Magnus Reed first came to Cuba in 1995, to work on a campaign for the Italian fashion company Benetton. He fell for the country’s vibrancy and history immediately and since then has returned a dozen times. Reed has come to regard Havana as a second home. Fin de Sieglo ( ) is his photographic documentation of Havana at the end of the 20th Century.
”In some strange way Cuba had been in my mind long before I ever went there,” says photographer Magnus Reed. ”Despite the bustling and joy, there was a stillness to it. The people were so close to themselves, so focused and connected. And in their groundedness, they alllowed me to come closer to them.’
Fin de Sieglo could quickly be overlooked as yet another Westerner’s documentation of Latin America’s poverty and a bygone era – a convenient setting for tear jerking images of what was and might never be again.
Some questions remain, however: the children gathered on a wall by the sea – do they know they’re being photographed? Are they in fact performing for Reed out of courtesy, to facilitate his work? Is it a polite gesture to a foreigner? Many of the images are so beautiful it hurts to look at them. The people in them appear to come from outside of time and space, even history! Most of all, they appear to be waiting. They look into the camera as if they don’t comprehend what they’re seeing, or as if the camera weren’t there at all.
And that is Reed at his best. His signature style unearths a simplicity and a truth not often seen in these types of documentary works.
One one level, ”Fin de Sieglo” project is the simplest photographic project imaginable. Magnus Reed has set up a traditional large-scale camera at various places in Havana and photographed people on the street. However, it is the technicality and the spirit of the works that reveals a much more complicated and demanding scope of work.
Reed shot the works in the largest of all photographic formats, 8`/10`, where the negative is 8×10 inches. The negatives are loaded in the cassettes one at a time demanding that every exposure is painstakingly set and planned.
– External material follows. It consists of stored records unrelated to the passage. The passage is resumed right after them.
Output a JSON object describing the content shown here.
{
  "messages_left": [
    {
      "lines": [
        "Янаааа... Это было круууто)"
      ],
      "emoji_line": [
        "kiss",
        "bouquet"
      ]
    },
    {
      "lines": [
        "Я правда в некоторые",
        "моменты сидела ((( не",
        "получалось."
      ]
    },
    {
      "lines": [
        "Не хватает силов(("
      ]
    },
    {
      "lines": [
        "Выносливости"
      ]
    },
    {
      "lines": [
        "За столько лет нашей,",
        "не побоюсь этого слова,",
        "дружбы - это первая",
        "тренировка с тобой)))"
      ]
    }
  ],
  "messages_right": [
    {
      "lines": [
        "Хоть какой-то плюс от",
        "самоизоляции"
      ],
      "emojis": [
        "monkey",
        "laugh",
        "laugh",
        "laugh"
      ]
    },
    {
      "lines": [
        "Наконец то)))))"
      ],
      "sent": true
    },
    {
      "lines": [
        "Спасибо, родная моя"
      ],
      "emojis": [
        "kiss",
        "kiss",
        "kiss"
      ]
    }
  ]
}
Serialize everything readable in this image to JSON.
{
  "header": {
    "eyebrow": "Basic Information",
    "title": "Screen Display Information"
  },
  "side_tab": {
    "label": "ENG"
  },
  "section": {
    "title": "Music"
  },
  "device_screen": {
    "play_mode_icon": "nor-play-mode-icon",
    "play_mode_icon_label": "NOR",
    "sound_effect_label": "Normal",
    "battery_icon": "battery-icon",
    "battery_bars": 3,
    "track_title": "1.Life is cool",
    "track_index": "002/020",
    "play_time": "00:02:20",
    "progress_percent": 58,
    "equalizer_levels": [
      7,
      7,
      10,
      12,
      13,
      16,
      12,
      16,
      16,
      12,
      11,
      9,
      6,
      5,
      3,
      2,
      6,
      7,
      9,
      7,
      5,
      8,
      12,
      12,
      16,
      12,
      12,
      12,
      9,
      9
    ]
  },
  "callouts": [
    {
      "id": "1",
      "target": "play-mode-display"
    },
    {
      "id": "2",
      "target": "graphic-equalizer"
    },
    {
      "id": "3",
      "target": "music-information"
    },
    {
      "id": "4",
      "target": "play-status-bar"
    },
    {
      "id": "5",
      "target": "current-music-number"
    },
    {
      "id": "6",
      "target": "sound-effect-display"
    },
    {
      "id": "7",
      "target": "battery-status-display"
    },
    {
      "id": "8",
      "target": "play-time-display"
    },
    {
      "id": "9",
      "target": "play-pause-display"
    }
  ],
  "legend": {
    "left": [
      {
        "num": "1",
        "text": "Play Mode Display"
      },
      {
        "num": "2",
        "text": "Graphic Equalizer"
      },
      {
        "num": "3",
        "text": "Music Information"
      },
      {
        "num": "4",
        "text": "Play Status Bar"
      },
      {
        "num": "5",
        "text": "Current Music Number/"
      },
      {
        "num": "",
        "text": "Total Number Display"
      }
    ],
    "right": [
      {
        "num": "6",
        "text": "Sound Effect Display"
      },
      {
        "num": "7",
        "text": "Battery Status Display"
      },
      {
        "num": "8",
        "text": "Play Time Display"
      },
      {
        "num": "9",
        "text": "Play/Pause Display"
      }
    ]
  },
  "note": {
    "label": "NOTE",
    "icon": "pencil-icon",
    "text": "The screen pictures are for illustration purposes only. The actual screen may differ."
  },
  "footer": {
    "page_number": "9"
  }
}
”This format is unbeatable for rendering the details in the images exactly as the eyes sees them,” says Reed. ”The pictures are so sharp that you can see the structure in a shoelace of someone walking on the other side of the street.”
The result is an incredible sharpness and richness of detail. Everything is revealed; every strand of hair, every human abnormality, every physical attraction. Well, not everything is beautiful. Poverty filters through, and behind the composed exterior lurks a treacherous apathy. But they are merely glimpses, a kind of rapid flicker in which the Cuban dictatorship cannot be concealed. Otherwise, the exhibit is dominated by the photographic ”aura”; the ”patina” which alludes to 19th century portraits of metropolises like Paris, London and later New York (Berenice Abbott).
Magnus Reed is careful to stress that ” Fin de Sieglo” is not a political project. His pictures focus on the beautiful and positive elements of peoples everyday lives.
”As a person, I am both completely apolitical and extremely political at the same time. But with this project I want to use my professional skills to highlight what lies beneath all this, the things that are really worth something. I don´t know what will happen to Cuba and Havana in the 21st century, but this is my way of documenting what it looks like today, at the end of 20th century.
”In Cuba I have acquired a great love of the simple things, the small details, all the human interraction that occurs spontaneously in the streets. When I am in Havana, taking photographs it feels almost as if I am outside my own body, as if I am a visitor to earth. I can really see the beauty in the common place and sometimes it feels almost as if I can read the thoughts of the people I see. For me there is incredible drama, a fantastic sensuality in the simple scenes that are being played out on the streets. It is at least as exciting as going to the cinema.”
The unique thing about Reed’s images is the almost exaggerated differentiation between poverty and modernity. Sheathed in darkness amidst Greek columns and pilasters in something that resembles a Roman crypt, young men and women materialize as if delivered from some Mediterranean beach. Strangest of all are the images from Havana’s streets. They give me the feeling of looking at some kind of pre-capitalist choreography in which the people have claimed the land and the cobblestones without even considering that someone might own them. Not a square a millimeter of land is left unused; everything is utilized until it is worn down to a stony, impenetrable surface. The apartment interiors are identical; the walls and floors resemble abstract paintings where the shortage of goods that cripples Cuban society becomes apparent.
Reed’s documentation is a classic portrait of a city in decay, portrayed with keen precision. In a few years, months even, the images will be impossible to reproduce.